MACA report: Iqaluit still in trouble
A report done by municipal inspectors from MACA says the Town of Iqaluit’s administration is still beset with the problems that caused the 1993 firing of the mayor, council and SAO in 1993.
IQALUIT — Iqaluit Town Council has recently found itself in a position similar to a 1993 council that was booted out of power by the GNWT because it didn’t pay its debts.
“One of the key factors that led to the appointment of a municipal administrator in 1993 was the severe financial problems faced by the Town, including its inability to meet the repayment terms of the debentures payable to the GNWT,” states a recent report done by inspectors from the Department of Municipal and Community Affairs.
Last fall, newly elected Councillors Matthew Spence and Lynda Gunn asked MACA to investigate and evaluate the Town’s administration.
“Because we were so new, we wanted to take a look at the administration and get a third-party, unbiased view of how the administration is running,” Spence explained.
MACA inspectors began their investigation with outstanding commitments made by the previous council, elected in the wake of the dissolution of the 1993 council and the one-year administration of the Town by government-appointed municipal administrators in 1994.
“The Town is at a pivotal point in its emergence from a municipal administrator,” states the report. “Some good progress has been made since 1994, but some of the concerns that were in existence in 1994 still exist.”
The report covers financial management, human resources management and general administration by the Town’s administration during the 1997 calendar year.
Unpaid debentures until December
At the end of 1996, the Town had about $4.2 million in outstanding long-term debentures owing to the GWNT. These debentures are loans from the territorial government to the municipality.
The Town has one fixed debenture payment; the others are land development debentures tied to revenue collected through land sales and leases. Under the repayment terms, the Town is legally bound to forward its lease revenues to the GNWT.
As of Dec. 19, 1997, when the report was completed — it was tabled at a council meeting last week — the Town had made no debenture payments for revenue collected during 1997.
MACA inspector Don MacDonald, one of the authors of the report, briefed Spence and Gunn on the financial position of the Town prior to Christmas.
“At that point we were very concerned about the situation because, technically, we were in default and in exactly the same position as that previous council,” Coun Spence said.
“Certainly that was a concern to me as a councillor and it was a concern to some of the other councillors, but I think at this point, the problem’s been solved, at least for now. The payments have been made.”
Debenture payments now made
By the end of December, the Town had made a debenture payment to the GNWT of more than $600,000. Another payment of about $33,000 was made in February.

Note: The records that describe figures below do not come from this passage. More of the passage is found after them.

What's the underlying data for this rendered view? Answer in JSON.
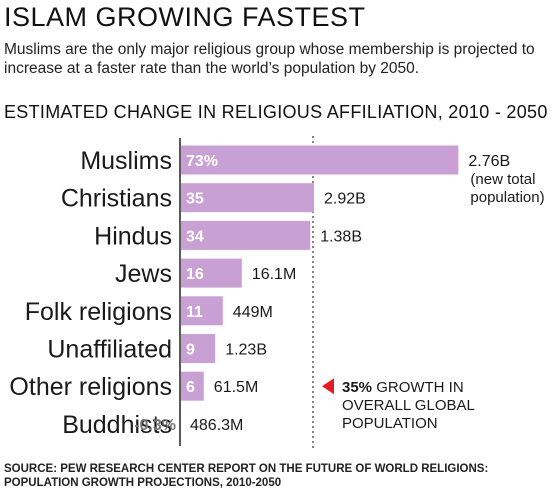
{
  "header": {
    "title": "ISLAM GROWING FASTEST",
    "subtitle": "Muslims are the only major religious group whose membership is projected to increase at a faster rate than the world’s population by 2050.",
    "section_heading": "ESTIMATED CHANGE IN RELIGIOUS AFFILIATION, 2010 - 2050"
  },
  "colors": {
    "bar": "#c9a0d4",
    "reference_marker": "#e31b23",
    "negative_label": "#777777"
  },
  "chart_data": {
    "type": "bar",
    "orientation": "horizontal",
    "title": "ESTIMATED CHANGE IN RELIGIOUS AFFILIATION, 2010 - 2050",
    "categories": [
      "Muslims",
      "Christians",
      "Hindus",
      "Jews",
      "Folk religions",
      "Unaffiliated",
      "Other religions",
      "Buddhists"
    ],
    "values": [
      73,
      35,
      34,
      16,
      11,
      9,
      6,
      -0.3
    ],
    "value_labels": [
      "73%",
      "35",
      "34",
      "16",
      "11",
      "9",
      "6",
      "-0.3%"
    ],
    "totals": [
      "2.76B",
      "2.92B",
      "1.38B",
      "16.1M",
      "449M",
      "1.23B",
      "61.5M",
      "486.3M"
    ],
    "total_note": "(new total population)",
    "reference_line": {
      "value": 35,
      "label_bold": "35%",
      "label_rest": " GROWTH IN",
      "label_lines": [
        "OVERALL GLOBAL",
        "POPULATION"
      ]
    },
    "xlim": [
      0,
      73
    ],
    "grid": false,
    "legend": "none"
  },
  "footer": {
    "source_lines": [
      "SOURCE:  PEW RESEARCH CENTER REPORT ON THE FUTURE OF WORLD RELIGIONS:",
      "POPULATION GROWTH PROJECTIONS, 2010-2050"
    ]
  }
}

Spence blames part of the Town’s failure to keep up on payments on the change in senior staff. Both the senior administative officer and the director of finance have held their positions less than two years.
“It was largely due to a lack of good record keeping and the fact that a number of positions had turned over during that period,” Spence said. “For some of the loan agreements, there wasn’t even copies at the Town office.”
But the staffing situation hasn’t improved. And, in the short term, it’ll get worse.
SAO and social services director leaving
Sara Brown, the town’s senior administrative officer, announced she’s leaving at the end of March, along with Roger Sevigny, the acting director of social services.
“It is going to leave the Town in a bad spot,” Spence said.
To deal with the absence of an SAO, two councillors and the mayor will sit on an executive committee. Someone will also be appointed to the job on an interim basis.
“In the transitional period, we’re going to be more actively involved in the day-to-day administration of the Town,” Spence said.
Inspectors outlined a number of recommendations to deal with administration deficiencies and state in the report that MACA will monitor the Town “very closely to ensure that real progress is made.”